The Taoiseach has said his flight home from a recent trip to Japan was changed due to security advice, and denied it was in order to make it back for Cork's All Ireland semi-final at Croke Park.
During a heated exchange with Sinn Féin TD Pearse Doherty at the Oireachtas Committee on Finance, Micheál Martin said his flight home travelled through Toronto rather than Dubai due to the risk of flight cancellations caused by airspace closures and the security situation facing the Middle East.
He told the committee: "The people who organised the trip on my behalf took a view that the Middle East was problematic in terms of cancellations and activity.
"The alternative would have had me in at 12pm, the way I went I came in at 8am. I had nothing to do with it - I don't book the travel.
"In terms of t he security at the time, these were booked a week in advance, in the Middle East there are issues we all know, and in terms of cancellation of flights and challenges, that was the precautionary approach that those who booked the flights took."
Mr Martin later added: "Can I just say, categorically, the truth does matter in these matters.
"This had nothing to do with the match, the match was on at 5pm that day, so either route would have had me in at 8 or 12."
Mr Doherty said the "facts" were that Mr Martin would have missed the match, which the Taoiseach described as "rubbish".
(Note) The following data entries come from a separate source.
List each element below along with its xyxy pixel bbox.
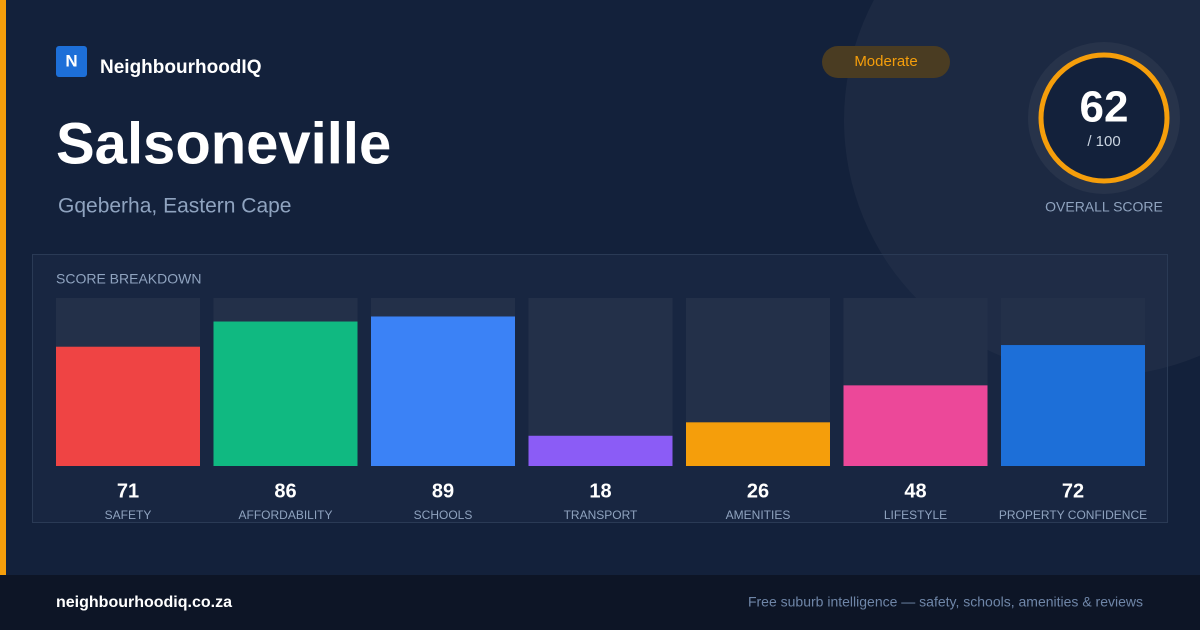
suburb-title: Salsoneville xyxy=(56,111,391,176)
bar xyxy=(213,321,358,466)
bar xyxy=(686,422,830,466)
value-label: 18 xyxy=(589,480,611,502)
bar xyxy=(371,316,515,466)
value-label: 26 xyxy=(747,480,769,502)
category-label: SAFETY xyxy=(105,508,152,522)
logo-letter: N xyxy=(65,51,77,70)
brand-name: NeighbourhoodIQ xyxy=(100,57,261,78)
value-label: 86 xyxy=(274,480,296,502)
category-label: SCHOOLS xyxy=(414,508,473,522)
bar xyxy=(1001,345,1145,466)
category-label: AFFORDABILITY xyxy=(238,508,332,522)
bar xyxy=(843,385,988,466)
location: Gqeberha, Eastern Cape xyxy=(58,195,291,218)
logo-box xyxy=(56,46,87,77)
category-label: TRANSPORT xyxy=(564,508,638,522)
bar xyxy=(56,346,200,466)
badge-bg xyxy=(822,46,950,78)
footer-url: neighbourhoodiq.co.za xyxy=(56,594,232,611)
chart-title: SCORE BREAKDOWN xyxy=(56,271,201,287)
overall-score: 62 xyxy=(1080,83,1129,132)
footer xyxy=(0,575,1200,630)
value-label: 72 xyxy=(1062,480,1084,502)
gauge-ring xyxy=(1038,52,1170,184)
badge-text: Moderate xyxy=(854,53,917,70)
accent-stripe xyxy=(0,0,6,575)
footer-tagline: Free suburb intelligence — safety, schoo… xyxy=(748,594,1143,610)
category-label: AMENITIES xyxy=(726,508,791,522)
overall-max: / 100 xyxy=(1087,133,1120,150)
category-label: PROPERTY CONFIDENCE xyxy=(999,508,1147,522)
category-label: LIFESTYLE xyxy=(884,508,947,522)
overall-label: OVERALL SCORE xyxy=(1045,199,1163,215)
value-label: 89 xyxy=(432,480,454,502)
value-label: 71 xyxy=(117,480,139,502)
value-label: 48 xyxy=(904,480,926,502)
bar xyxy=(528,435,673,466)
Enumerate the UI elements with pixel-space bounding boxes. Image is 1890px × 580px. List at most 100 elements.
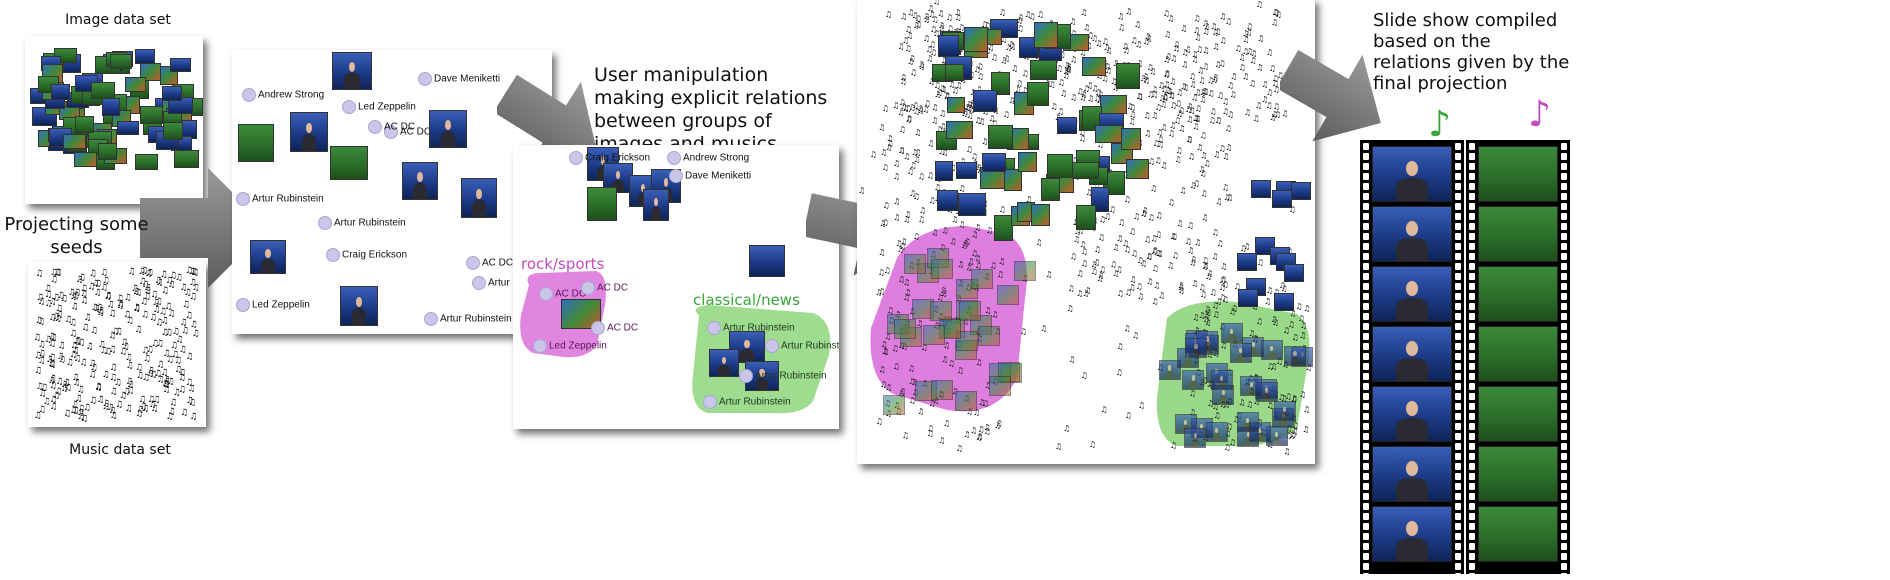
music-note-icon: ♫	[189, 411, 198, 422]
music-note-icon: ♫	[106, 300, 115, 311]
music-note-icon: ♫	[68, 317, 77, 328]
music-note-icon: ♫	[1139, 208, 1148, 218]
music-note-icon: ♫	[187, 384, 196, 395]
music-note-icon: ♫	[1189, 80, 1197, 90]
image-thumbnail	[643, 189, 669, 221]
music-note-icon: ♫	[189, 266, 198, 277]
film-perforation	[1561, 463, 1567, 470]
music-note-icon: ♫	[978, 398, 986, 408]
music-note-icon: ♫	[916, 105, 925, 115]
film-perforation	[1469, 503, 1475, 510]
music-note-icon: ♫	[928, 196, 936, 206]
film-perforation	[1561, 473, 1567, 480]
film-perforation	[1363, 443, 1369, 450]
film-perforation	[1455, 243, 1461, 250]
slideshow-frame	[1478, 506, 1558, 562]
image-thumbnail	[402, 162, 438, 200]
music-note-icon: ♫	[1203, 158, 1211, 168]
music-note-icon: ♫	[899, 101, 908, 111]
music-note-icon: ♫	[965, 262, 973, 272]
music-note-icon: ♫	[1150, 85, 1159, 95]
music-note-icon: ♫	[170, 340, 179, 351]
music-note-icon: ♫	[878, 248, 886, 258]
music-note-icon: ♫	[1103, 211, 1111, 221]
music-note-icon: ♫	[34, 316, 43, 327]
music-note-icon: ♫	[916, 103, 924, 113]
film-perforation	[1561, 343, 1567, 350]
manipulation-arrow-icon	[497, 72, 607, 182]
music-note-icon: ♫	[976, 62, 984, 72]
music-note-icon: ♫	[1199, 169, 1207, 179]
music-note-icon: ♫	[169, 397, 178, 408]
slideshow-text: Slide show compiled based on the relatio…	[1373, 10, 1570, 94]
music-note-icon: ♫	[1024, 10, 1032, 20]
film-perforation	[1363, 323, 1369, 330]
music-note-icon: ♫	[1261, 95, 1269, 105]
film-perforation	[1561, 483, 1567, 490]
image-thumbnail	[1071, 162, 1099, 180]
music-note-icon: ♫	[1168, 76, 1177, 86]
music-note-icon: ♫	[35, 269, 44, 280]
slideshow-frame	[1478, 266, 1558, 322]
music-note-icon: ♫	[1221, 96, 1230, 106]
music-note-icon: ♫	[1090, 33, 1099, 43]
music-note-icon: ♫	[1278, 281, 1286, 291]
seed-label-text: Dave Meniketti	[434, 73, 501, 85]
music-note-icon: ♫	[1073, 227, 1081, 237]
music-note-icon: ♫	[1202, 26, 1210, 36]
music-note-icon: ♫	[973, 222, 982, 232]
music-note-icon: ♫	[1162, 54, 1171, 64]
music-note-icon: ♫	[1160, 123, 1168, 133]
film-perforation	[1455, 163, 1461, 170]
image-thumbnail	[170, 57, 192, 73]
music-note-icon: ♫	[45, 355, 54, 366]
music-note-icon: ♫	[1214, 297, 1223, 307]
music-note-icon: ♫	[922, 33, 930, 43]
film-perforation	[1561, 573, 1567, 580]
image-thumbnail	[945, 121, 973, 139]
music-note-icon: ♫	[1190, 92, 1199, 102]
music-note-icon: ♫	[178, 344, 187, 355]
music-note-icon: ♫	[1247, 328, 1256, 338]
seed-dot-icon	[318, 216, 332, 230]
music-note-icon: ♫	[1151, 264, 1159, 274]
music-note-icon: ♫	[69, 328, 78, 339]
music-note-icon: ♫	[103, 292, 112, 303]
film-perforation	[1469, 233, 1475, 240]
music-note-icon: ♪	[1528, 94, 1551, 135]
music-note-icon: ♫	[1135, 92, 1143, 102]
music-note-icon: ♫	[903, 152, 911, 162]
seed-label: Artur Rubinstein	[739, 369, 827, 383]
music-note-icon: ♫	[57, 341, 66, 352]
music-note-icon: ♫	[1280, 393, 1288, 403]
music-note-icon: ♫	[1054, 442, 1063, 452]
music-note-icon: ♫	[875, 287, 883, 297]
music-note-icon: ♫	[1302, 405, 1311, 415]
music-note-icon: ♫	[1255, 316, 1263, 326]
film-perforation	[1455, 403, 1461, 410]
film-perforation	[1561, 183, 1567, 190]
music-note-icon: ♫	[884, 10, 892, 20]
music-note-icon: ♫	[1123, 194, 1131, 204]
image-thumbnail	[1120, 128, 1141, 150]
image-thumbnail	[140, 106, 163, 124]
music-note-icon: ♫	[1156, 134, 1164, 144]
music-note-icon: ♫	[188, 292, 198, 303]
music-note-icon: ♫	[111, 326, 120, 337]
music-note-icon: ♫	[1015, 79, 1023, 89]
seed-label: Artur Rubinstein	[707, 321, 795, 335]
image-thumbnail	[1283, 264, 1304, 283]
music-note-icon: ♫	[1181, 59, 1189, 69]
music-note-icon: ♫	[997, 256, 1006, 266]
music-note-icon: ♫	[171, 327, 180, 338]
music-note-icon: ♫	[1234, 43, 1242, 53]
music-note-icon: ♫	[928, 399, 936, 409]
music-note-icon: ♫	[1142, 37, 1150, 47]
film-perforation	[1561, 403, 1567, 410]
image-thumbnail	[429, 110, 467, 148]
image-thumbnail	[51, 84, 70, 101]
film-perforation	[1363, 383, 1369, 390]
music-note-icon: ♫	[1131, 330, 1140, 340]
music-note-icon: ♫	[115, 399, 124, 410]
film-perforation	[1363, 543, 1369, 550]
Mr Doherty asked if the security advice was shared by the Department of the Taoiseach with the media cohort who travelled to Japan to cover the trip.

He said: "What you're telling us is your department had advice - do not fly into Dubai on the way home.
"So you booked the flight home through Toronto at a cost to the taxpayer. But there was media travelling with you, and it appears you never shared the security advice to members of the Irish media.
"If there was a security advice that risked you flying through Dubai, why would you not share that with other Irish citizens who were accompanying you on the trip?"
Mr Martin said members of the media took their own advices and organised their own travel.
Mr Doherty then pressed the Taoiseach on whether there was an additional cost in changing the flights, to which Mr Martin said to his knowledge there was not.
Mr Doherty said: "Obviously there had to be an additional cost, is it not the case that there were already flights home through Dubai and then you went and booked other flights through Toronto?"
Mr Martin said he would submit the final cost to the committee at a later date and that it would also be published online.